Typically, landing pages are used in connection with an offer promoted through a separate marketing piece. The purpose of your campaign may be to find qualified leads as a first step toward selling a product or service. But don't expect it to generate sales immediately. As Ms. Jennings points out, the likelihood of someone actually buying something from your Web site is inversely proportional to the price of the product. In other words: the higher the price, the less likely the sale at that moment. But that's fine. People who visit the landing page can provide you with valuable information about themselves and their needs.
Of course, you can't expect visitors to tell you about themselves just by asking. So it's best to give them an incentive. PrimeCard, for example, is preparing a direct-mail campaign intended to gather leads among banking executives who manage debit-card portfolios. By visiting the landing page and answering four or five questions through an online form, users will be able to download a white paper, "Winning the Turf War for Wallet Share." Although free of charge, the paper provides real value to its target readers -- enough value, Mr. Granoff believes, to warrant their taking a minute to answer his questions.
While Mr. Granoff believes some people will "bail out of the page," and others will enter gibberish in the form, still others will enter real information that PrimeCard can use to make immediate follow-up sales calls. "I need one client to sign on to pay for the entire effort," he says. In addition, many respondents will be qualified prospects who may purchase services in the future. "This is one of the fabulous ways to build your e-mail database," Mr. Granoff notes.

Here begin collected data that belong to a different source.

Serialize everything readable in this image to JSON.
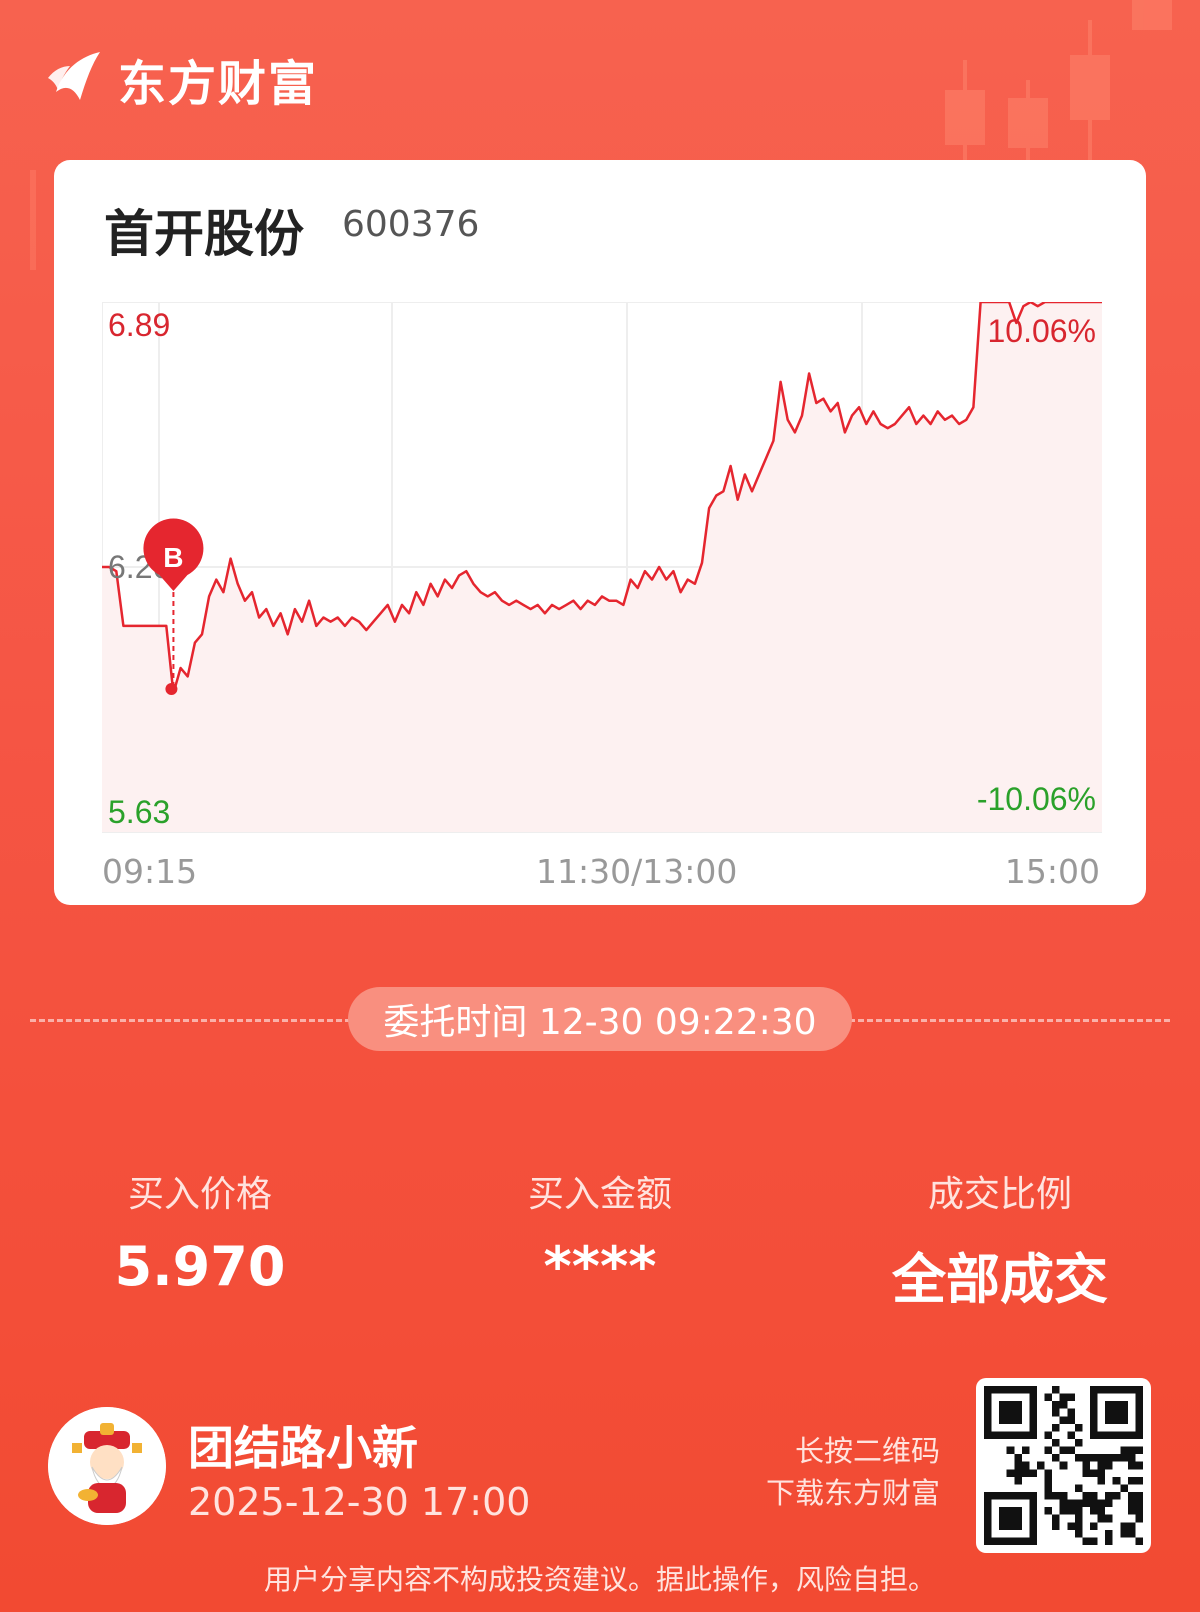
{
  "brand": {
    "name": "东方财富",
    "logo_icon": "eastmoney-logo-icon"
  },
  "stock": {
    "name": "首开股份",
    "code": "600376"
  },
  "chart_data": {
    "type": "line",
    "y_max_label": "6.89",
    "y_mid_label": "6.26",
    "y_min_label": "5.63",
    "pct_max_label": "10.06%",
    "pct_min_label": "-10.06%",
    "ylim": [
      5.63,
      6.89
    ],
    "prev_close": 6.26,
    "x_ticks": [
      "09:15",
      "11:30/13:00",
      "15:00"
    ],
    "buy_marker": {
      "label": "B",
      "time": "09:22:30",
      "price": 5.97
    },
    "price_line_color": "#e5262f",
    "series": [
      {
        "values": [
          6.26,
          6.26,
          6.25,
          6.12,
          6.12,
          6.12,
          6.12,
          6.12,
          6.12,
          6.12,
          5.96,
          6.02,
          6.0,
          6.08,
          6.1,
          6.19,
          6.23,
          6.2,
          6.28,
          6.22,
          6.18,
          6.2,
          6.14,
          6.16,
          6.12,
          6.15,
          6.1,
          6.16,
          6.13,
          6.18,
          6.12,
          6.14,
          6.13,
          6.14,
          6.12,
          6.14,
          6.13,
          6.11,
          6.13,
          6.15,
          6.17,
          6.13,
          6.17,
          6.15,
          6.2,
          6.17,
          6.22,
          6.19,
          6.23,
          6.21,
          6.24,
          6.25,
          6.22,
          6.2,
          6.19,
          6.2,
          6.18,
          6.17,
          6.18,
          6.17,
          6.16,
          6.17,
          6.15,
          6.17,
          6.16,
          6.17,
          6.18,
          6.16,
          6.18,
          6.17,
          6.19,
          6.18,
          6.18,
          6.17,
          6.23,
          6.21,
          6.25,
          6.23,
          6.26,
          6.23,
          6.25,
          6.2,
          6.23,
          6.22,
          6.27,
          6.4,
          6.43,
          6.44,
          6.5,
          6.42,
          6.48,
          6.44,
          6.48,
          6.52,
          6.56,
          6.7,
          6.61,
          6.58,
          6.62,
          6.72,
          6.65,
          6.66,
          6.63,
          6.65,
          6.58,
          6.62,
          6.64,
          6.6,
          6.63,
          6.6,
          6.59,
          6.6,
          6.62,
          6.64,
          6.6,
          6.62,
          6.6,
          6.63,
          6.61,
          6.62,
          6.6,
          6.61,
          6.64,
          6.89,
          6.89,
          6.89,
          6.89,
          6.89,
          6.84,
          6.88,
          6.89,
          6.88,
          6.89,
          6.89,
          6.89,
          6.89,
          6.89,
          6.89,
          6.89,
          6.89,
          6.89
        ]
      }
    ]
  },
  "order": {
    "label": "委托时间 12-30 09:22:30"
  },
  "stats": [
    {
      "label": "买入价格",
      "value": "5.970"
    },
    {
      "label": "买入金额",
      "value": "****"
    },
    {
      "label": "成交比例",
      "value": "全部成交"
    }
  ],
  "user": {
    "name": "团结路小新",
    "datetime": "2025-12-30 17:00"
  },
  "qr": {
    "hint_line1": "长按二维码",
    "hint_line2": "下载东方财富"
  },
  "disclaimer": "用户分享内容不构成投资建议。据此操作，风险自担。"
}
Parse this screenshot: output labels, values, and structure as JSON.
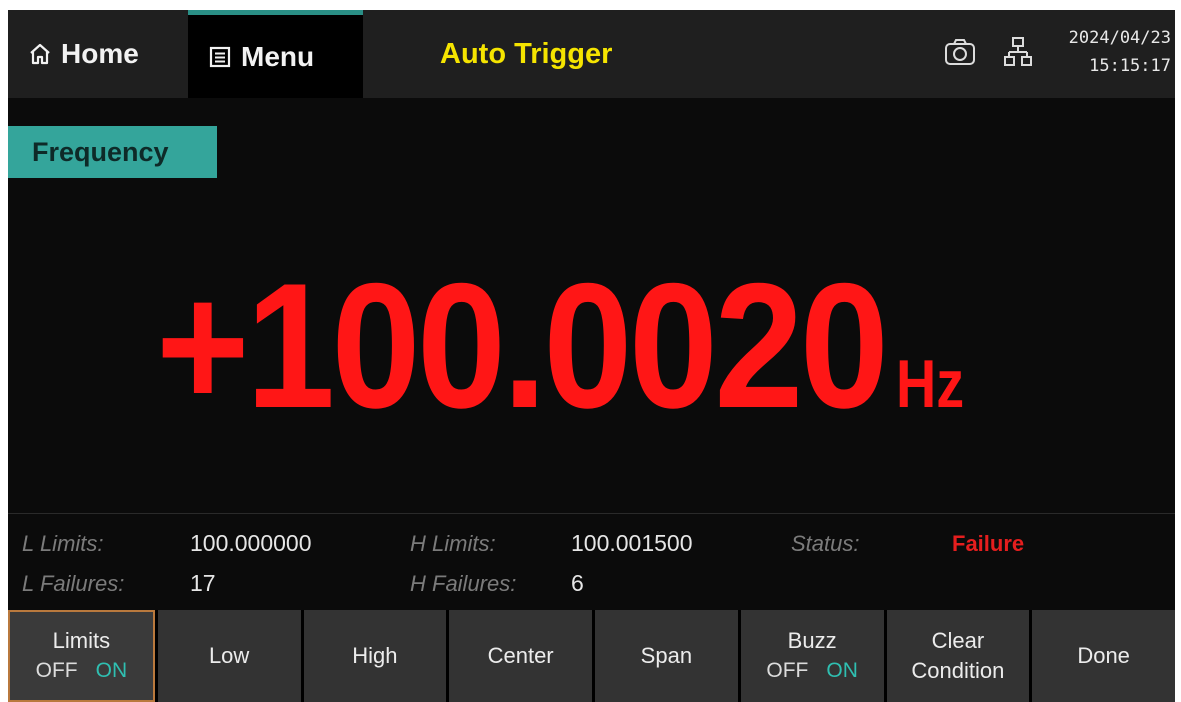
{
  "topbar": {
    "home_label": "Home",
    "menu_label": "Menu",
    "trigger_title": "Auto Trigger",
    "date": "2024/04/23",
    "time": "15:15:17",
    "icons": [
      "home-icon",
      "menu-icon",
      "camera-icon",
      "network-icon"
    ]
  },
  "function_label": "Frequency",
  "reading": {
    "value": "+100.0020",
    "unit": "Hz",
    "color": "#ff1616"
  },
  "stats": {
    "l_limits_label": "L Limits:",
    "l_limits_value": "100.000000",
    "h_limits_label": "H Limits:",
    "h_limits_value": "100.001500",
    "status_label": "Status:",
    "status_value": "Failure",
    "l_failures_label": "L Failures:",
    "l_failures_value": "17",
    "h_failures_label": "H Failures:",
    "h_failures_value": "6"
  },
  "softkeys": {
    "limits": {
      "label": "Limits",
      "off": "OFF",
      "on": "ON",
      "state": "ON"
    },
    "low": "Low",
    "high": "High",
    "center": "Center",
    "span": "Span",
    "buzz": {
      "label": "Buzz",
      "off": "OFF",
      "on": "ON",
      "state": "ON"
    },
    "clear_line1": "Clear",
    "clear_line2": "Condition",
    "done": "Done"
  },
  "colors": {
    "accent_teal": "#34a59b",
    "trigger_yellow": "#f5e400",
    "failure_red": "#e51e1e"
  }
}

All of this comes with little risk. Even to visitors who've entered gibberish in the form, all Mr. Granoff loses is a download of the white paper.
Focus on the Offer
When planning a landing page, the most common mistake is to muddle its focus, says Ms. Jennings. "You have to focus on the offer, hone the information and be clear on what you want the visitor to do," she says. In other words, if you want to swap a white paper for a prospect's name, title, company and telephone number, your campaign has to convince people the paper is worth their time to retrieve and read. Additionally, most people are savvy enough to know you're collecting their particulars for sales-and-marketing purposes. In many cases, your offer must overcome resistance to that notion as well.
"You really need to see the landing page as part of the campaign. Don't try to do too much with it," advises Ms. Jennings. Be sure to include links to your privacy policy and a page about your company. Try to anticipate any objections or questions users may have about your offer, then list them with links to answers. Each visit should be like a mini sales session, in which you increase prospects' interest level by reinforcing your offer and allaying their reservations. A good starting point, says Ms. Jennings, is to ask yourself: "What do people need to know?"
Hidden Value
"With a good landing page, you'll definitely see a difference in the results of your campaign," says Ms. Jennings. A great believer in testing different marketing tactics and offers before beginning a full-blown campaign, Ms. Jennings advises business people to test different offers with different landing pages to see what works. "Marketing is part art and part science," she says. "It's important to test. So, test different landing pages to see what sells."
-- Mr. Feffer is the publisher of Small Business Web Update, a publication of Tramp Steamer Media, a publishing company based in Trenton, N.J.